Former Secretary of Labor Robert
Reich says
that "if construction jobs go mainly to white males who already
dominate the construction trades, many people who need jobs the most — women,
minorities, and the poor and long-term unemployed — will be shut out."  A "Green Jobs Corps" is needed, but "I’d
suggest that all contracts entered into with stimulus funds require contractors
to provide at least 20 percent of jobs to the long-term unemployed and to
people withincomes at or below 200 percent of the federal poverty level. And at
least 2 percent of project funds should be allocated to such training. In
addition, advantage should be taken of buildings trades apprenticeships — wich
must be fully available to women and minorities."

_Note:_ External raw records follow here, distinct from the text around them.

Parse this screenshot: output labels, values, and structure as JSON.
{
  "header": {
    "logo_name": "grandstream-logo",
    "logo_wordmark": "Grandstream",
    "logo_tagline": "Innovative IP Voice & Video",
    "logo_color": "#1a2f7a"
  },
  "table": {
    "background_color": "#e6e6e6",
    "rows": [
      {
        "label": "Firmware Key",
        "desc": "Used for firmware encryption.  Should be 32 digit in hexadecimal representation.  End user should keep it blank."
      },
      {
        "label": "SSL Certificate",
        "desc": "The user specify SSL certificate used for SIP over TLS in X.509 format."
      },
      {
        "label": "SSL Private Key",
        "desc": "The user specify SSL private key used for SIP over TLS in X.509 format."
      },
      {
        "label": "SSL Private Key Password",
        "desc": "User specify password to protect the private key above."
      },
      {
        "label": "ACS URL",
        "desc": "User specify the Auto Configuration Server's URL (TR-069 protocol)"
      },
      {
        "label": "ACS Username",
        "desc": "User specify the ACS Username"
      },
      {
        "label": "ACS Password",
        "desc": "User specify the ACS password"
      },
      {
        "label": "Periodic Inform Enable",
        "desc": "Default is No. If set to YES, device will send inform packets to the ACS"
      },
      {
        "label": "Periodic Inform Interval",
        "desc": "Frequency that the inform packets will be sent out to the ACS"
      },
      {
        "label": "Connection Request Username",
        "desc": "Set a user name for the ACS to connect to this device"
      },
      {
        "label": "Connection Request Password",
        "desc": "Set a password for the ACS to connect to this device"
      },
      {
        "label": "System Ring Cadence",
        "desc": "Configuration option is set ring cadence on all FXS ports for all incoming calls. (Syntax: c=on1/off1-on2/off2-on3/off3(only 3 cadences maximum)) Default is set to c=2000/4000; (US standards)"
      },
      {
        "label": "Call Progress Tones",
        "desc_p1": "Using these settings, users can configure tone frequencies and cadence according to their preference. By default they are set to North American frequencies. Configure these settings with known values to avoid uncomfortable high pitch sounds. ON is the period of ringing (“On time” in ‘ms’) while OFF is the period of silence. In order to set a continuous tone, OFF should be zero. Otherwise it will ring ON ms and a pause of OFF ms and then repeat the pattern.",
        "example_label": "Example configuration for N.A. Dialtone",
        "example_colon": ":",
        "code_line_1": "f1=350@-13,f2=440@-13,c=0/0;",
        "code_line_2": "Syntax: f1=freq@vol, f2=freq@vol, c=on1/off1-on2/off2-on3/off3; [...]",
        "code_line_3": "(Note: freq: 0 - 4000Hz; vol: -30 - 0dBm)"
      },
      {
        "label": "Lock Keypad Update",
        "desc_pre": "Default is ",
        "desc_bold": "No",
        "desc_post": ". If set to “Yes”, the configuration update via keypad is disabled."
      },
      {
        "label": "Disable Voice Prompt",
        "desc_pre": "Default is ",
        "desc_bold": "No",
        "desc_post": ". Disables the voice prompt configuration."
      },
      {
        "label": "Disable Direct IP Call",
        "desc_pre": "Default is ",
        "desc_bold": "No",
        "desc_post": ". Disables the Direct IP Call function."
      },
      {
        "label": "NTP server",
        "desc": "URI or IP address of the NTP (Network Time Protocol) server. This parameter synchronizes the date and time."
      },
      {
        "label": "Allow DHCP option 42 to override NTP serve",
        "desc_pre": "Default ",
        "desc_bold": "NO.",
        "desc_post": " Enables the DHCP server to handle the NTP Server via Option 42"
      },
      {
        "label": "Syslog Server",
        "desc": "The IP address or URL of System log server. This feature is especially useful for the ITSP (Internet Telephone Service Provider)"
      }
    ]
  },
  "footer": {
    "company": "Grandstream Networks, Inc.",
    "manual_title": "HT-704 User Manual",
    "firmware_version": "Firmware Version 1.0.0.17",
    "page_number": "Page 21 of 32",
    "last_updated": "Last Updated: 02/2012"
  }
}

Economic Downturn Limits Hopes for Growing Families

We’re hearing this from more
and more places – tough economic times are putting hopes of parenting on hold.  Now the Indianapolis
Star reports
on couples who want, but can’t afford, to grow their families.  "A sour economy also has boosted the number
of women seeking free contraceptives at area health clinics, and it has meant
an increase in the number of pregnant women who are considering giving up
children for adoption."  And increase in patient visits at family planning clinics is likely due to "an increase in women seeking to
prevent pregnancies, and an uptick in the number of women who have lost their
insurance coverage after losing their jobs."

Alaska
Legislature to Consider Parental Consent Legislation

Not just parental notification but parental consent will be
on the table in the Alaska
state legislature’s next legislative session, reports KTUU.com, and
Gov. Sarah Palin is in favor:

"Certainly, if we are a society that mandates
parental consent before our daughters get their ears pierced, or even take a
Tylenol tablet at school, I would think that there would be support both for
parents to have to give consent and be informed anyway before such an invasive
procedure of an abortion would be performed on our underage daughters
also," [Palin] said.

Evangelicals’ Broadening Concerns

USA Today profiles the expanded concerns of the "pro-life"
movement, looking in depth at anti-trafficking work among evangelicals.  "This younger wave will not stick to the
narrow old script – abortion, gays, the erosion of Christian prerogatives in
the public square – that has governed publicly applied evangelicalism since the
’70s." 

On anti-trafficking work:

Still in its relatively infancy,
the anti-trafficking movement is up against a slavery behemoth that has become
the third-largest criminal enterprise in the world (behind only drugs and arms
dealings). Advocacy groups estimate that about 27 million people are enslaved
today in brothels, sweat-shop factories and private homes. The U.S. Justice
Department reports that of the 800,000 humans trafficked across international
borders each year, some 17,500 are sold into slavery in the USA. They work,
mostly, in prostitution and domestic labor.

Will evangelicals’ work on trafficking follow in the Rick Warren tradition — promoting a religiously-based view of a human rights issue at the expense of those they wish to help?